PhD in Computer Science (2018)
- What field of work are you in, and what duties are required in your position?
My job title is User Experience Researcher with You.i TV. I’m a usable security and user experience researcher. In my research, I work collaboratively with multidisciplinary teams on user-centric research projects. In my day-to-day work, I act as the voice of the user, promoting empathy and understanding of users’ characteristics and needs. Through applying HCI research methods, I evaluate existing products and services, and I’m also interested in improving the ways of working internally in my team, and across the different teams that we work with. My work involves identifying research problems, designing research studies, recruiting participants, and collecting and analyzing qualitative and quantitative data, which I find really interesting.
- What challenges did you face when looking for work after graduating?
I think most of the challenges were due to employers’ unawareness of my field of study.
The biggest challenge was that people misinterpreted my qualifications: because my thesis focused on usable security, many didn’t understand what that meant. It was a challenge to explain this relatively new yet booming field, and that during working on my thesis I applied HCI methodologies with a security lens.
Others assumed that because I’m coming from the academic side, I must not have any real experience. It was interesting because this was far from the truth; my field of study is very hands-on and applicable, we run studies with real users, and collect and analyze data from these studies. There’s also a prominent misunderstanding for many that user experience design and user experience research are synonyms. They are not. The latter is more concerned with understanding the users, their behaviours, and perceptions which in turn informs the design of systems and services.

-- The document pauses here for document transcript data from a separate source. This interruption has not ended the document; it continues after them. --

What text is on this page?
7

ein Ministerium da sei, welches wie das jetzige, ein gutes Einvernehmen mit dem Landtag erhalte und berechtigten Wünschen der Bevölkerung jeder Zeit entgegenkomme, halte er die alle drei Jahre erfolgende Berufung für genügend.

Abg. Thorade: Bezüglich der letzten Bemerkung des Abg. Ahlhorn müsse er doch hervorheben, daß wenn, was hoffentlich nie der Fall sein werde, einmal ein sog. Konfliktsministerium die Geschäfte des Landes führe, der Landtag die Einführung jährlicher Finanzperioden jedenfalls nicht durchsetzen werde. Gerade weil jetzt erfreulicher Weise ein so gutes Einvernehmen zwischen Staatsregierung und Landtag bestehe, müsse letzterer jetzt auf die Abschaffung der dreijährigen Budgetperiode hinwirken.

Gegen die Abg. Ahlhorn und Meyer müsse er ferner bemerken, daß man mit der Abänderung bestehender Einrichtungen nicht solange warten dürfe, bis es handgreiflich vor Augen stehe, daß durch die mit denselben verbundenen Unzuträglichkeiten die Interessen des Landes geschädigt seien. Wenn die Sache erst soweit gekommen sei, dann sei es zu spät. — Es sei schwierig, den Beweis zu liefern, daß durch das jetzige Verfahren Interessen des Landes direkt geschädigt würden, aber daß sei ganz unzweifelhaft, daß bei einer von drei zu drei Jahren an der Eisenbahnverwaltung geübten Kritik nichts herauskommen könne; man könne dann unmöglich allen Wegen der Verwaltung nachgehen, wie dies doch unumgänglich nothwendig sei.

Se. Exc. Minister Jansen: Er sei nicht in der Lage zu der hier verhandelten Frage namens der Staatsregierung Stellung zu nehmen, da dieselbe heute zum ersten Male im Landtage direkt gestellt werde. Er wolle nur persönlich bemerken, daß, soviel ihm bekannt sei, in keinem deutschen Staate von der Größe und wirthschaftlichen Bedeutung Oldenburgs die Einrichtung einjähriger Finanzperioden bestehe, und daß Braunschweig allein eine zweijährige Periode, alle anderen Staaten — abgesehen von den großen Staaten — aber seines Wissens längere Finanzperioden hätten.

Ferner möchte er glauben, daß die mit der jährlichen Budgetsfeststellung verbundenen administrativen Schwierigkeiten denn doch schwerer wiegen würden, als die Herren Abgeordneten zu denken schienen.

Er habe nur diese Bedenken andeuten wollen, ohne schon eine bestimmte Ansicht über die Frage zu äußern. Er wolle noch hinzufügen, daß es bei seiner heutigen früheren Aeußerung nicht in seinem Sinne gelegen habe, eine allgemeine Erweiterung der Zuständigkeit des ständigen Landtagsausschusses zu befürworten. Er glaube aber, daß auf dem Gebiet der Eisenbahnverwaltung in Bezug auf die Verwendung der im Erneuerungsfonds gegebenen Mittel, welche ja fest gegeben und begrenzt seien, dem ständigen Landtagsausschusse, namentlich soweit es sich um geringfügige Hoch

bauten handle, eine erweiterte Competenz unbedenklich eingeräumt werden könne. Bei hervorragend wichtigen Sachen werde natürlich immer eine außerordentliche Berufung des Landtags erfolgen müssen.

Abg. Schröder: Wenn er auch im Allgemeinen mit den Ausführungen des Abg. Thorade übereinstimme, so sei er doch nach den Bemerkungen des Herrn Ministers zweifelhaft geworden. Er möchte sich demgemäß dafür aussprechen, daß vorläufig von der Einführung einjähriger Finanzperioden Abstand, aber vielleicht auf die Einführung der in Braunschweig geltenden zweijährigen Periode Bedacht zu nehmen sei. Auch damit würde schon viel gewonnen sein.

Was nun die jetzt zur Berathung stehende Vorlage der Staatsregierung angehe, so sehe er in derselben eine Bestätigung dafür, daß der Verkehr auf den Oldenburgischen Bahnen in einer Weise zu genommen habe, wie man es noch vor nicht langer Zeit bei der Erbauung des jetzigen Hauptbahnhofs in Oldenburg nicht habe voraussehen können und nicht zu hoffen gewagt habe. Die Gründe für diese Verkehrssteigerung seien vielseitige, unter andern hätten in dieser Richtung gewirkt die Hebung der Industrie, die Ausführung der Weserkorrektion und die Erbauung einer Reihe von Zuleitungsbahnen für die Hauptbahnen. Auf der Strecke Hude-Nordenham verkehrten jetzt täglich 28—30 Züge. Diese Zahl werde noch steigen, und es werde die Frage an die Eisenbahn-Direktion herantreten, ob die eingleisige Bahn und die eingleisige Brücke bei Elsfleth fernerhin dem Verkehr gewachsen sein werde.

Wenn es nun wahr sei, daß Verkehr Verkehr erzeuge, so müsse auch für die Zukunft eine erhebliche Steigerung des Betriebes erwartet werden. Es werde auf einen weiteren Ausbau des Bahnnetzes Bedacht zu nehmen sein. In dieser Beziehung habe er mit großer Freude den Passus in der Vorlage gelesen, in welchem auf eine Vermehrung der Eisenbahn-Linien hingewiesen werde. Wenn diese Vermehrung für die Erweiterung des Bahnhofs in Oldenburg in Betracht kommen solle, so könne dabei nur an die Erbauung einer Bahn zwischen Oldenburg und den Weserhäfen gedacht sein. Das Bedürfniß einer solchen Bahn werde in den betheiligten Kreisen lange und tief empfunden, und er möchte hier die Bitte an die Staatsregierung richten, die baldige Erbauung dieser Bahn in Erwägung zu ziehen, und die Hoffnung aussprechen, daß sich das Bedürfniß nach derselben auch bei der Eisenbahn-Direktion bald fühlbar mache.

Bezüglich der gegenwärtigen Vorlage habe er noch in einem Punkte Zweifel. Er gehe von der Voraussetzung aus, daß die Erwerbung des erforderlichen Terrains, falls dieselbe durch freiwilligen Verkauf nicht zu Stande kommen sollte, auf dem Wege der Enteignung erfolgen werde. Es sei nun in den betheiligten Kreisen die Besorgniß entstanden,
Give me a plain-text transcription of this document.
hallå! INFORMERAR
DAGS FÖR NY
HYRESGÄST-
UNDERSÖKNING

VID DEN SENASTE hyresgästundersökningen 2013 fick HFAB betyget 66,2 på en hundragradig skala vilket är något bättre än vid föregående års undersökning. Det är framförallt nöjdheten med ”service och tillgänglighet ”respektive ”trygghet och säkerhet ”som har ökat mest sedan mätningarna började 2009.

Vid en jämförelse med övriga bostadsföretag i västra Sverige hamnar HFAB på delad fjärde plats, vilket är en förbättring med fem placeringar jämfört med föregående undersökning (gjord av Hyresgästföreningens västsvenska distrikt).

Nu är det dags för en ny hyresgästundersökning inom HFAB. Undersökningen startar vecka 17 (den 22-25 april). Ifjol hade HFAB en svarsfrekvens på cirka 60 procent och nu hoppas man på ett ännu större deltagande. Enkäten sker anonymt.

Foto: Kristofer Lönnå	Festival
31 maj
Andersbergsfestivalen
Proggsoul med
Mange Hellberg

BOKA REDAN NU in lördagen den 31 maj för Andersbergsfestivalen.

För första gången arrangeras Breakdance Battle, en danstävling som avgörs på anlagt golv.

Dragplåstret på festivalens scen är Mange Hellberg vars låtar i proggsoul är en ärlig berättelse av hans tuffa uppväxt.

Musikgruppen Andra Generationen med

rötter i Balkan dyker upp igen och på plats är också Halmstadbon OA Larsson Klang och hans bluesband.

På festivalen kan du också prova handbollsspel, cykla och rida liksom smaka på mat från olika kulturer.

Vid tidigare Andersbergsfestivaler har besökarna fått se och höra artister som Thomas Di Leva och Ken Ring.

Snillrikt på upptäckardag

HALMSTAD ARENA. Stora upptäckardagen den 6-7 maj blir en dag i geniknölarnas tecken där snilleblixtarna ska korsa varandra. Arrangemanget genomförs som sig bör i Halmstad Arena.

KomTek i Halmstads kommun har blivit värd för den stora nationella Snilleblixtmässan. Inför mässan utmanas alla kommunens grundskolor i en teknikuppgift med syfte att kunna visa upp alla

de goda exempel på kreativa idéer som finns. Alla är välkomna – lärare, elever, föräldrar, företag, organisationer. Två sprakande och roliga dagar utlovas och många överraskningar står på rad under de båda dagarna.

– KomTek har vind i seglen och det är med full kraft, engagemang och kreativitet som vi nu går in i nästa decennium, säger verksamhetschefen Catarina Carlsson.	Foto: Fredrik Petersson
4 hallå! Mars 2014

- How did you arrive at your current position?
I responded to a job ad and went through a series of interviews for this position, including presenting some of my previous research projects.
- What advice would you give to a graduate student looking to follow a career path similar to yours?
The more experience you have, the better prepared you’ll be for your next step, so collaborate with others, work on different research projects, and stay connected to the research community (e.g. attending and presenting at conferences, attending local groups such as CapCHI). This will also provide networking opportunities with experts in the field (both in academia and industry), which would help enrich your research, as well as your future employment opportunities.